Saturday, January 14, 2017

Altamirano routs McDonald in all-NorCal matchup

Collin Altamirano, shown in 2014,
reached the semis of 25K Long
Beach. Photo by Paul Bauman
   Collin Altamirano and Mackenzie McDonald have much in common.
   Both are 21-year-old Northern California products with sterling NCAA credentials.
   The main difference is size. Altamirano is 6-foot-1 (1.85 meters), while McDonald is 5-10 (1.78) and weighs only 145 pounds (66 kilograms).
   Altamirano, a wild card from Sacramento, routed the fourth-seeded McDonald, who grew up in Piedmont in the San Francisco Bay Area, 6-3, 6-1 on Friday in the quarterfinals of the Legends $25,000 Tennis Tournament in Long Beach.

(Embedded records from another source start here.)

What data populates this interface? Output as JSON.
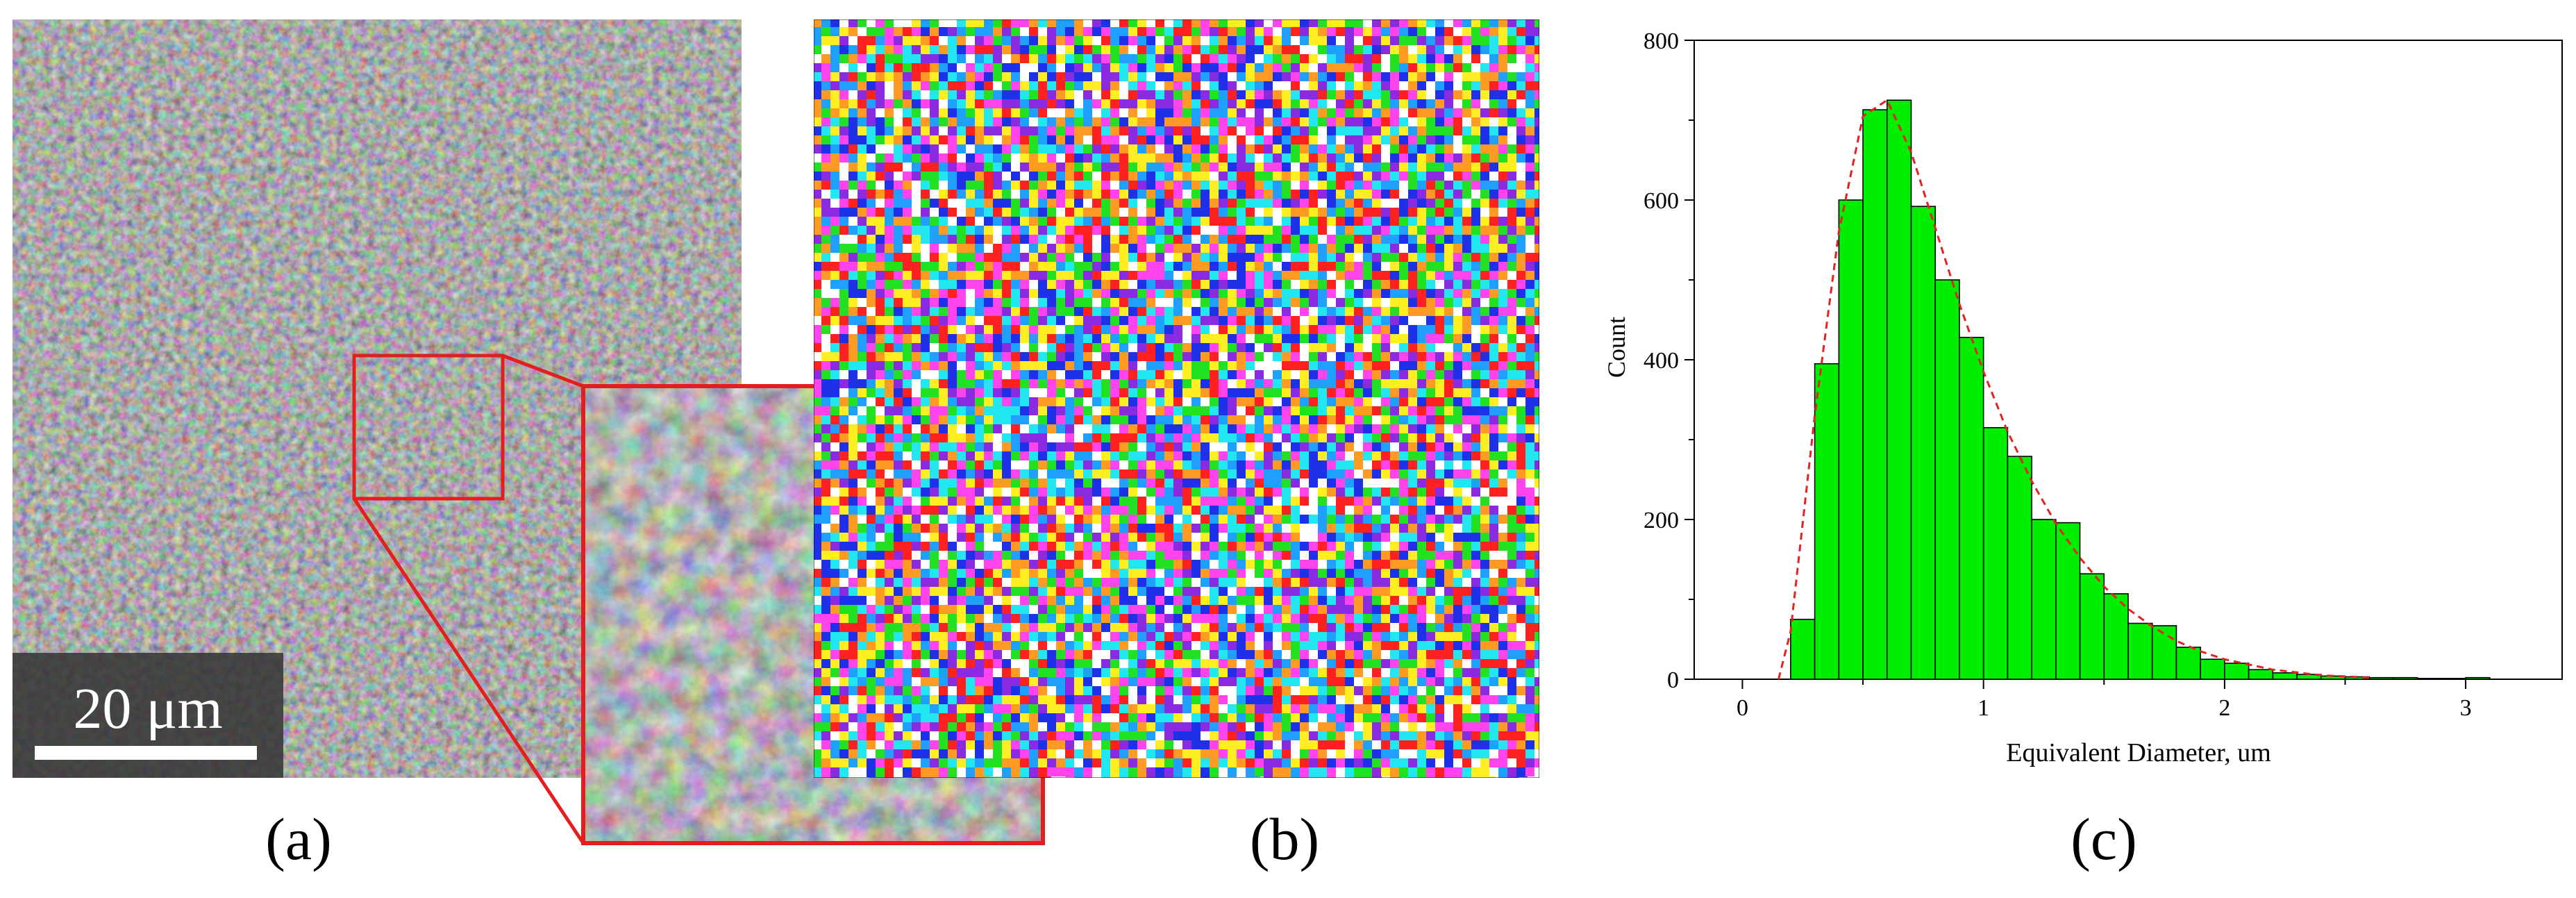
{
  "panels": {
    "a": {
      "caption": "(a)",
      "scale_bar_label": "20 μm",
      "colors": {
        "highlight": "#e41e1e",
        "scale_bg": "#333333"
      }
    },
    "b": {
      "caption": "(b)",
      "colors": [
        "#ff2020",
        "#1e30e8",
        "#22e022",
        "#ffee22",
        "#ff44ee",
        "#22e6f0",
        "#ff9a22",
        "#8a2be2",
        "#ffffff",
        "#1fa0ff"
      ]
    },
    "c": {
      "caption": "(c)"
    }
  },
  "chart_data": {
    "type": "bar",
    "xlabel": "Equivalent Diameter, um",
    "ylabel": "Count",
    "xlim": [
      -0.2,
      3.4
    ],
    "ylim": [
      0,
      800
    ],
    "xticks": [
      0,
      1,
      2,
      3
    ],
    "yticks": [
      0,
      200,
      400,
      600,
      800
    ],
    "bin_width": 0.1,
    "bin_starts": [
      0.2,
      0.3,
      0.4,
      0.5,
      0.6,
      0.7,
      0.8,
      0.9,
      1.0,
      1.1,
      1.2,
      1.3,
      1.4,
      1.5,
      1.6,
      1.7,
      1.8,
      1.9,
      2.0,
      2.1,
      2.2,
      2.3,
      2.4,
      2.5,
      2.6,
      2.7,
      2.8,
      2.9,
      3.0
    ],
    "values": [
      75,
      395,
      600,
      713,
      725,
      592,
      500,
      428,
      315,
      279,
      200,
      196,
      132,
      107,
      70,
      67,
      40,
      25,
      20,
      12,
      8,
      6,
      4,
      3,
      2,
      2,
      1,
      1,
      2
    ],
    "fit_curve": {
      "style": "dashed",
      "x": [
        0.15,
        0.2,
        0.3,
        0.4,
        0.5,
        0.6,
        0.7,
        0.8,
        0.9,
        1.0,
        1.1,
        1.2,
        1.3,
        1.4,
        1.5,
        1.6,
        1.7,
        1.8,
        1.9,
        2.0,
        2.2,
        2.4,
        2.6
      ],
      "y": [
        0,
        60,
        330,
        560,
        705,
        725,
        660,
        565,
        470,
        385,
        310,
        248,
        195,
        152,
        116,
        88,
        66,
        48,
        35,
        25,
        12,
        5,
        2
      ]
    },
    "colors": {
      "bar": "#00ee00",
      "bar_edge": "#000000",
      "fit": "#e32222"
    },
    "grid": false
  }
}
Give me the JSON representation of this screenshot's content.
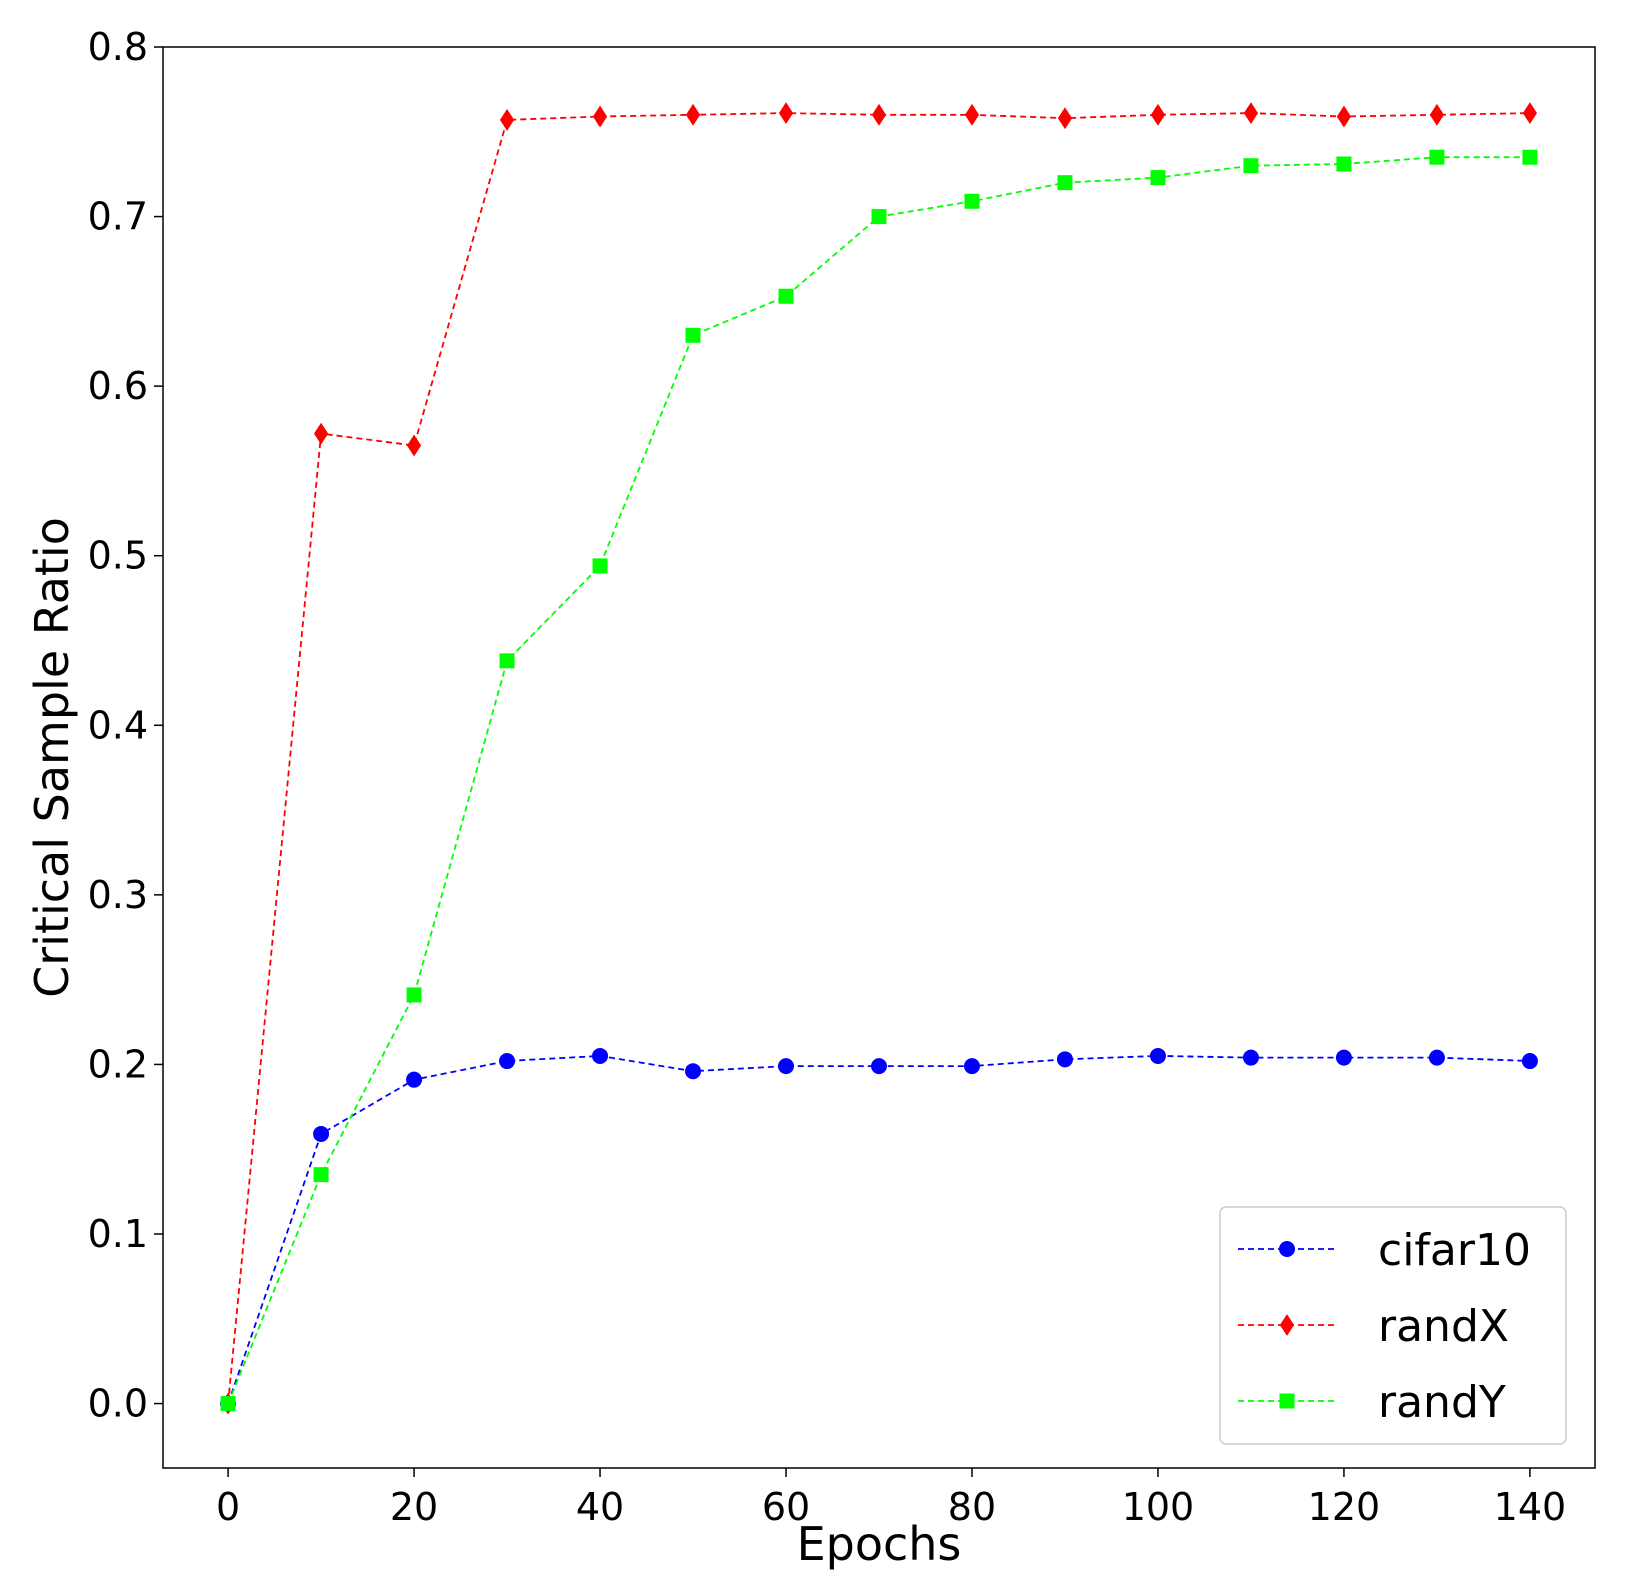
{
  "chart_data": {
    "type": "line",
    "title": "",
    "xlabel": "Epochs",
    "ylabel": "Critical Sample Ratio",
    "xlim": [
      -7,
      147
    ],
    "ylim": [
      -0.038,
      0.8
    ],
    "xticks": [
      0,
      20,
      40,
      60,
      80,
      100,
      120,
      140
    ],
    "yticks": [
      0.0,
      0.1,
      0.2,
      0.3,
      0.4,
      0.5,
      0.6,
      0.7,
      0.8
    ],
    "xtick_labels": [
      "0",
      "20",
      "40",
      "60",
      "80",
      "100",
      "120",
      "140"
    ],
    "ytick_labels": [
      "0.0",
      "0.1",
      "0.2",
      "0.3",
      "0.4",
      "0.5",
      "0.6",
      "0.7",
      "0.8"
    ],
    "grid": false,
    "legend_position": "bottom-right",
    "x": [
      0,
      10,
      20,
      30,
      40,
      50,
      60,
      70,
      80,
      90,
      100,
      110,
      120,
      130,
      140
    ],
    "series": [
      {
        "name": "cifar10",
        "color": "#0000ff",
        "marker": "circle",
        "line_style": "dashed",
        "values": [
          0.0,
          0.159,
          0.191,
          0.202,
          0.205,
          0.196,
          0.199,
          0.199,
          0.199,
          0.203,
          0.205,
          0.204,
          0.204,
          0.204,
          0.202
        ]
      },
      {
        "name": "randX",
        "color": "#ff0000",
        "marker": "diamond",
        "line_style": "dashed",
        "values": [
          0.0,
          0.572,
          0.565,
          0.757,
          0.759,
          0.76,
          0.761,
          0.76,
          0.76,
          0.758,
          0.76,
          0.761,
          0.759,
          0.76,
          0.761
        ]
      },
      {
        "name": "randY",
        "color": "#00ff00",
        "marker": "square",
        "line_style": "dashed",
        "values": [
          0.0,
          0.135,
          0.241,
          0.438,
          0.494,
          0.63,
          0.653,
          0.7,
          0.709,
          0.72,
          0.723,
          0.73,
          0.731,
          0.735,
          0.735
        ]
      }
    ]
  }
}
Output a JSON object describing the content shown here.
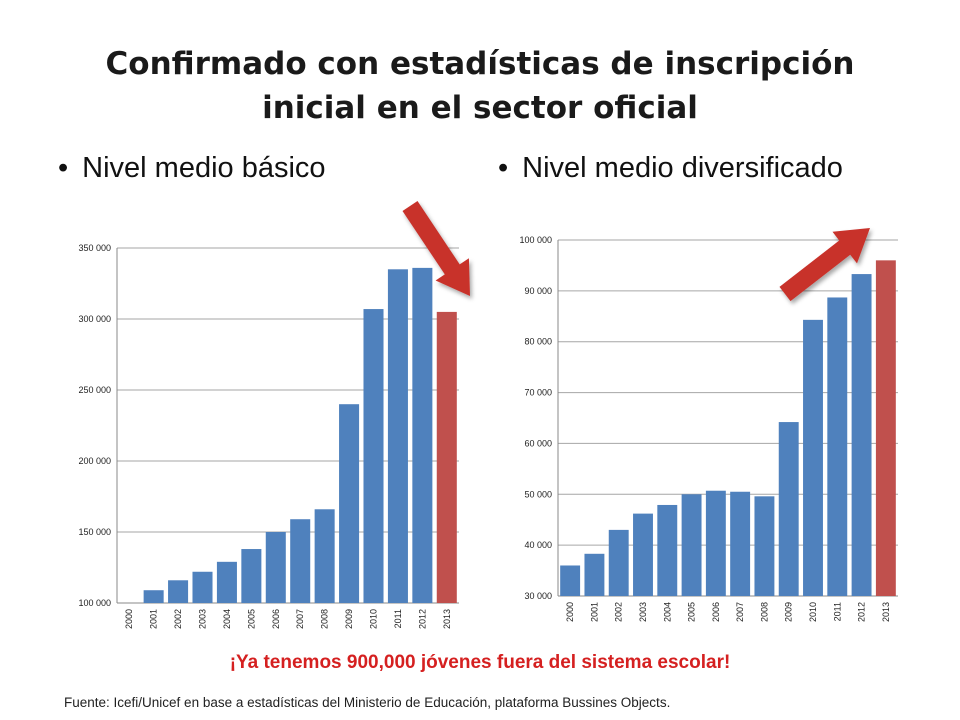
{
  "slide": {
    "title_line1": "Confirmado con estadísticas de inscripción",
    "title_line2": "inicial en el sector oficial",
    "left_heading": "Nivel medio básico",
    "right_heading": "Nivel medio diversificado",
    "highlight": "¡Ya tenemos 900,000 jóvenes fuera del sistema escolar!",
    "source": "Fuente: Icefi/Unicef en base a estadísticas del Ministerio de Educación, plataforma Bussines Objects.",
    "bullet": "•"
  },
  "colors": {
    "bar": "#4f81bd",
    "highlight_bar": "#c0504d",
    "arrow": "#c8312c",
    "grid": "#a6a6a6",
    "highlight_text": "#d52020"
  },
  "chart_data": [
    {
      "type": "bar",
      "title": "",
      "xlabel": "",
      "ylabel": "",
      "ylim": [
        100000,
        350000
      ],
      "yticks": [
        "100 000",
        "150 000",
        "200 000",
        "250 000",
        "300 000",
        "350 000"
      ],
      "grid": true,
      "categories": [
        "2000",
        "2001",
        "2002",
        "2003",
        "2004",
        "2005",
        "2006",
        "2007",
        "2008",
        "2009",
        "2010",
        "2011",
        "2012",
        "2013"
      ],
      "values": [
        100000,
        109000,
        116000,
        122000,
        129000,
        138000,
        150000,
        159000,
        166000,
        240000,
        307000,
        335000,
        336000,
        305000
      ],
      "highlight_index": 13,
      "annotation_arrow": "down"
    },
    {
      "type": "bar",
      "title": "",
      "xlabel": "",
      "ylabel": "",
      "ylim": [
        30000,
        100000
      ],
      "yticks": [
        "30 000",
        "40 000",
        "50 000",
        "60 000",
        "70 000",
        "80 000",
        "90 000",
        "100 000"
      ],
      "grid": true,
      "categories": [
        "2000",
        "2001",
        "2002",
        "2003",
        "2004",
        "2005",
        "2006",
        "2007",
        "2008",
        "2009",
        "2010",
        "2011",
        "2012",
        "2013"
      ],
      "values": [
        36000,
        38300,
        43000,
        46200,
        47900,
        50000,
        50700,
        50500,
        49600,
        64200,
        84300,
        88700,
        93300,
        96000
      ],
      "highlight_index": 13,
      "annotation_arrow": "up"
    }
  ]
}
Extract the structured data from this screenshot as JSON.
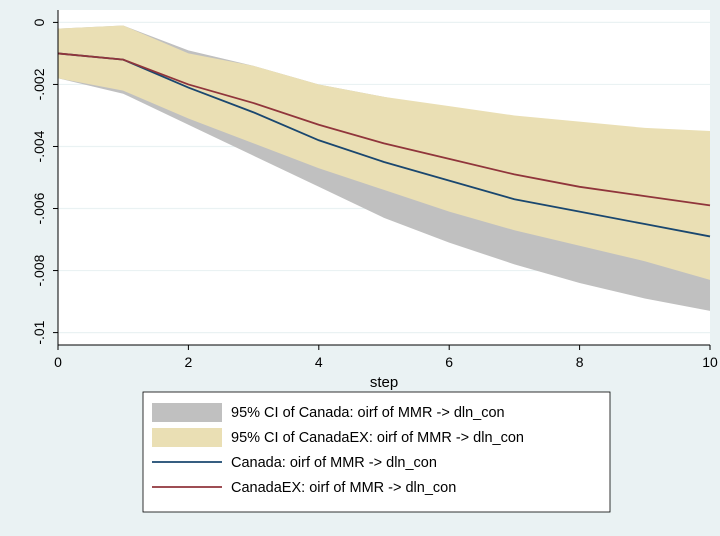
{
  "chart_data": {
    "type": "line",
    "title": "",
    "xlabel": "step",
    "ylabel": "",
    "xlim": [
      0,
      10
    ],
    "ylim": [
      -0.0104,
      0.0004
    ],
    "x_ticks": [
      0,
      2,
      4,
      6,
      8,
      10
    ],
    "x_tick_labels": [
      "0",
      "2",
      "4",
      "6",
      "8",
      "10"
    ],
    "y_ticks": [
      0,
      -0.002,
      -0.004,
      -0.006,
      -0.008,
      -0.01
    ],
    "y_tick_labels": [
      "0",
      "-.002",
      "-.004",
      "-.006",
      "-.008",
      "-.01"
    ],
    "grid": true,
    "legend_position": "bottom",
    "x": [
      0,
      1,
      2,
      3,
      4,
      5,
      6,
      7,
      8,
      9,
      10
    ],
    "bands": [
      {
        "name": "95% CI of Canada: oirf of MMR -> dln_con",
        "color": "#c0c0c0",
        "lower": [
          -0.0018,
          -0.0023,
          -0.0033,
          -0.0043,
          -0.0053,
          -0.0063,
          -0.0071,
          -0.0078,
          -0.0084,
          -0.0089,
          -0.0093
        ],
        "upper": [
          -0.0002,
          -0.0001,
          -0.0009,
          -0.0014,
          -0.002,
          -0.0024,
          -0.0028,
          -0.0031,
          -0.0033,
          -0.0035,
          -0.0036
        ]
      },
      {
        "name": "95% CI of CanadaEX: oirf of MMR -> dln_con",
        "color": "#eadfb4",
        "lower": [
          -0.0018,
          -0.0022,
          -0.0031,
          -0.0039,
          -0.0047,
          -0.0054,
          -0.0061,
          -0.0067,
          -0.0072,
          -0.0077,
          -0.0083
        ],
        "upper": [
          -0.0002,
          -0.0001,
          -0.001,
          -0.0014,
          -0.002,
          -0.0024,
          -0.0027,
          -0.003,
          -0.0032,
          -0.0034,
          -0.0035
        ]
      }
    ],
    "series": [
      {
        "name": "Canada: oirf of MMR -> dln_con",
        "color": "#1a476f",
        "values": [
          -0.001,
          -0.0012,
          -0.0021,
          -0.0029,
          -0.0038,
          -0.0045,
          -0.0051,
          -0.0057,
          -0.0061,
          -0.0065,
          -0.0069
        ]
      },
      {
        "name": "CanadaEX: oirf of MMR -> dln_con",
        "color": "#90353b",
        "values": [
          -0.001,
          -0.0012,
          -0.002,
          -0.0026,
          -0.0033,
          -0.0039,
          -0.0044,
          -0.0049,
          -0.0053,
          -0.0056,
          -0.0059
        ]
      }
    ]
  }
}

   Two rounds of singles were played Friday after rain wiped out play on Thursday. McDonald, who won last week's USC/Los Angeles $25,000 Tennis Tournament, dismissed U.S. qualifier Mico Santiago 6-2, 6-2 in 1 hour, 17 minutes earlier in the day.
   Altamirano had a tougher time against McDonald in the 2013 U.S. Open boys round of 16, prevailing 3-6, 6-4,
6-3. Altamirano then lost to top-seeded Alexander Zverev, a German now ranked No. 24 in the world at 19 years old and touted by Rafael Nadal as a future No. 1.
   Both Altamirano and McDonald won NCAA titles last year. Altamirano helped Virginia win its second consecutive team championship as a sophomore. He is returning to the team this season. McDonald swept the NCAA singles and doubles crowns as a UCLA junior, then turned pro.
   Altamirano will meet his Virginia teammate, freshman Carl Soderlund of Sweden, for the second straight week. Soderlund won 7-6 (7), 6-3 in the Los Angeles quarterfinals en route to the final.
   Soderlund, seeded No. 8 in Long Beach, upset No. 1 Tommy Paul of Boca Raton, Fla., 6-3, 7-5 in Friday's quarterfinals. In 2015, Paul joined John McEnroe (1977) and Bjorn Fratangelo (2011) as the only Americans in the Open Era (since 1968) to win the French Open boys singles title.  
   In the other semifinal, Marcos Giron, the 2014 NCAA singles champion from UCLA, will face Sebastian Fanselow, a former Pepperdine All-American from Germany.